During this fast, one FB friend posted a Kavanaugh article and tagged me and another friend in a kind of “I told you so, he’s a great man” message.  The article basically said one of his accusers admitted to lying.  My other friend responded and they had a pretty heated FB discussion; and I admit to being glad that I was on this fast.  It’s given me time to decide whether to respond or not and, while I don’t want the original poster to think I’m ignoring her, I think it would be counter productive to respond on an old post that was already heated enough.  Besides, as I mentioned in the past, most of my political opinions will be in these blogs or Twitter.  There is already a lengthy blog on my thoughts of the Kavanaugh case:  https://nokiddingimachristian.blogspot.com/2018/10/facebook-classic-experiment-and.html.

During this fast, I was also able to go to Hawaii for the first time in 20 years with a group of friends I’ve known since Junior High.  It was a great time and I was glad not to post/respond to a bunch of social media posts.  Being with people is the best gift God’s given us, and I believe one of my purposes is just to be with other folks and grow in faith.  One of my friends is an atheists, and I’m hoping he can see that there are Christians who are not Trump-supporting, judgmental and hypocritical... and that Christians can have fun.

Unfortunately, during this fast, my mom’s younger sister was hit by a car while walking in San Francisco Monday evening and she died from her injuries the next morning.  It’s been a tough week for my mom’s side of the family, especially my cousin (her son), and I was able to email and talk to him at length.  My mom has 8 siblings and our family gatherings are pretty big, so it’s been a while since I talked to my cousin one-on-one.  And yet it’s as if all the years faded away and there really was no discomfort talking with him.  He’s doing pretty well, all things considered (very supportive wife and kids), and I continue to pray for him and all my aunts/uncles.

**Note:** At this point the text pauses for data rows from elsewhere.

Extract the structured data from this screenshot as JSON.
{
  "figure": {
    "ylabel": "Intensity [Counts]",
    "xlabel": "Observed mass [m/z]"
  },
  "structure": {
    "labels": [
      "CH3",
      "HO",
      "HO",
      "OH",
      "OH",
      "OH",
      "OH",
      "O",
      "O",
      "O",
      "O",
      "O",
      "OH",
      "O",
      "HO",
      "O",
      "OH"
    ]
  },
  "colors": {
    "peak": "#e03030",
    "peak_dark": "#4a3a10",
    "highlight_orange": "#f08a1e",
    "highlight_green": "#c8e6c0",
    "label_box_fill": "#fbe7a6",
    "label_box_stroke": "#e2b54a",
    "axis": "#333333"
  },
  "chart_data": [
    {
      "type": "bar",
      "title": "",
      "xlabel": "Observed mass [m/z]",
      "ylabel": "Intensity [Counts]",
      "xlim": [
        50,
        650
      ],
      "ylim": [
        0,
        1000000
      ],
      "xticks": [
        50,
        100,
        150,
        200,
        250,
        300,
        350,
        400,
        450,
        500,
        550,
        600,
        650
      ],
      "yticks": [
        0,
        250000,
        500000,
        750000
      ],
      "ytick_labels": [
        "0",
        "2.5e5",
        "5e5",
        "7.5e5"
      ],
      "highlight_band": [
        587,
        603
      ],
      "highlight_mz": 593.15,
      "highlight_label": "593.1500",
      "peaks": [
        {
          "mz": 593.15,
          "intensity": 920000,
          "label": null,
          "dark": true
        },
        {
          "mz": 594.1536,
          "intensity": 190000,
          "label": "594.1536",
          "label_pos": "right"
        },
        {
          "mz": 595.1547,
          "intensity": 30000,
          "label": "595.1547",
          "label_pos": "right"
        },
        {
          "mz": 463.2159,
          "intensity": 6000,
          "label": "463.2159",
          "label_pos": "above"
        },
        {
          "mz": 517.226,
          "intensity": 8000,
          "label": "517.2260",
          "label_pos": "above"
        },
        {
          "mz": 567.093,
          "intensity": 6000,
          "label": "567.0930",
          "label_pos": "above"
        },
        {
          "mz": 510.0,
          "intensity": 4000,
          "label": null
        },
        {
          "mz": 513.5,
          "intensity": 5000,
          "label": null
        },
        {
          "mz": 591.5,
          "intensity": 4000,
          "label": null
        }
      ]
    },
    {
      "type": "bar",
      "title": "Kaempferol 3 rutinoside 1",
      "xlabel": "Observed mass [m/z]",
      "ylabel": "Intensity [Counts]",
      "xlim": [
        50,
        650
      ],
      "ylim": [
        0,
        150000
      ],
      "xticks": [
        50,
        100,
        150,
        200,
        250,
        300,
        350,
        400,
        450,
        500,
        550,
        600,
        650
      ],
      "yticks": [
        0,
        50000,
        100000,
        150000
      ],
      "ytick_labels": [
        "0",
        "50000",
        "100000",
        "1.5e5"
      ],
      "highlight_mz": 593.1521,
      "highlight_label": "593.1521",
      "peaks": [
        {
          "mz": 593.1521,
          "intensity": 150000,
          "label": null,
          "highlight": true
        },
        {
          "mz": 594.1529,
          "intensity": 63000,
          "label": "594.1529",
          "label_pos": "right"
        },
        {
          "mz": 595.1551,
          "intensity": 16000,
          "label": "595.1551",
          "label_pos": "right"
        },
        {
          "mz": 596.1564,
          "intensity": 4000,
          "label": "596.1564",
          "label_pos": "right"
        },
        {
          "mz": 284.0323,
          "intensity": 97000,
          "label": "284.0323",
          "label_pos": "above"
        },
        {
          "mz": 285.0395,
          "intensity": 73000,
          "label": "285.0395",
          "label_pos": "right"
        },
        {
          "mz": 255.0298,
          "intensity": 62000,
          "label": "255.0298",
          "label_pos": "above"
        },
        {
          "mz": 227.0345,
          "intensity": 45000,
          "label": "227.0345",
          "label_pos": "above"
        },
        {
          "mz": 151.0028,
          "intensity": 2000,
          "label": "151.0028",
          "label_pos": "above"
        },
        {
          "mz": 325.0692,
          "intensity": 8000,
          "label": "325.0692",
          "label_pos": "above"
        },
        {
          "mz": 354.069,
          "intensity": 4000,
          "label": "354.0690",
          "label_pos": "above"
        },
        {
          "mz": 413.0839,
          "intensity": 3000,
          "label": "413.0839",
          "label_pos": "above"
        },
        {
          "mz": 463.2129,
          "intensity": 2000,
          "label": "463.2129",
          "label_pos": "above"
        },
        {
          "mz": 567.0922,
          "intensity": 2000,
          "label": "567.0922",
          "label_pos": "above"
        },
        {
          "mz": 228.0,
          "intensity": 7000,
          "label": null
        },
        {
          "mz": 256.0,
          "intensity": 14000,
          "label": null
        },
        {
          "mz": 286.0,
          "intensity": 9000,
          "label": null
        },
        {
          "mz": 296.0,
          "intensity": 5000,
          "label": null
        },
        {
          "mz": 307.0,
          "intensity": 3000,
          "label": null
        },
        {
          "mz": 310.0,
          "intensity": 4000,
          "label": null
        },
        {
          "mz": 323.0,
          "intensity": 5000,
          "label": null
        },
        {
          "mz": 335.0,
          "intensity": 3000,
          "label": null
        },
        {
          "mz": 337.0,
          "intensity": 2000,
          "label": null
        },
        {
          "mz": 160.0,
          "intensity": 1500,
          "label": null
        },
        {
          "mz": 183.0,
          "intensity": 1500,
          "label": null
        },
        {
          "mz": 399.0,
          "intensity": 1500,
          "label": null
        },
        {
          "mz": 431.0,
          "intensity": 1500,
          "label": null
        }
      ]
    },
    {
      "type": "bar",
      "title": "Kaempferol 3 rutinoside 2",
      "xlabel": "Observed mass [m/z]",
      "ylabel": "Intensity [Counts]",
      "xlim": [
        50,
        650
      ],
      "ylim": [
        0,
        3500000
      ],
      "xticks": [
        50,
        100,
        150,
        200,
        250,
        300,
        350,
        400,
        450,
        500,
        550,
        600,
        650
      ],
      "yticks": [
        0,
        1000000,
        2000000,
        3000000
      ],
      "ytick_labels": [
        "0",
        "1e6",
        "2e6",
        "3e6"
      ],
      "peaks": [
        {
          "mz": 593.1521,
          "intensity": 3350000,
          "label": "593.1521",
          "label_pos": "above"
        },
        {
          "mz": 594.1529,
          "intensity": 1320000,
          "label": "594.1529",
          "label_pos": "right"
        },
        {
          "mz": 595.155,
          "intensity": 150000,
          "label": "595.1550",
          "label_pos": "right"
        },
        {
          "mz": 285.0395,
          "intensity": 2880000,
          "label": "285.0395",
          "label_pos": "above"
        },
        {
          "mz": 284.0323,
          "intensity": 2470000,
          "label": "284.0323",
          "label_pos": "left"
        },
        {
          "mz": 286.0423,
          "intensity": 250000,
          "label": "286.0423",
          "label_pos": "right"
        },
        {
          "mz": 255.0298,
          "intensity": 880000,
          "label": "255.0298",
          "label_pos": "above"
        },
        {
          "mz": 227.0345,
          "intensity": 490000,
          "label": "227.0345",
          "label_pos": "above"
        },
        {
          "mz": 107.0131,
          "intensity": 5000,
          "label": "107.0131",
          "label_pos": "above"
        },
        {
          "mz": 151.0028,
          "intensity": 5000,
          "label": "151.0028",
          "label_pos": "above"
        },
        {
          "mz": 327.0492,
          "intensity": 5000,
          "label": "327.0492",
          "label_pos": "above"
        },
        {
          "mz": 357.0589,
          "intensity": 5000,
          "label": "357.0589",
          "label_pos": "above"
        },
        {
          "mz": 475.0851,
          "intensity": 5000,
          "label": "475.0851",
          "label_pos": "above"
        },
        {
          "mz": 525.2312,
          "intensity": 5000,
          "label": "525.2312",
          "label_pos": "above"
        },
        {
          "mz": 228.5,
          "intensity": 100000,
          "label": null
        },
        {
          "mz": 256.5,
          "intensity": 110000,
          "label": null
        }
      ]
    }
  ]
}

Things at work have also been busy and I’ve been able to study up on some material that I’ll be teaching on in a week.  I also did our taxes yesterday (side note: this “tax break” we got is a wash - we’re paying just as much if not more than ever.  Also, my huge corporation is laying off people every quarter despite their tax break). This fast has helped me to prioritize all the things that need to be done (especially spending time with God), and not procrastinate.  I’m thankful for the things I’ve learned and will be more selective in how I post and respond on social media.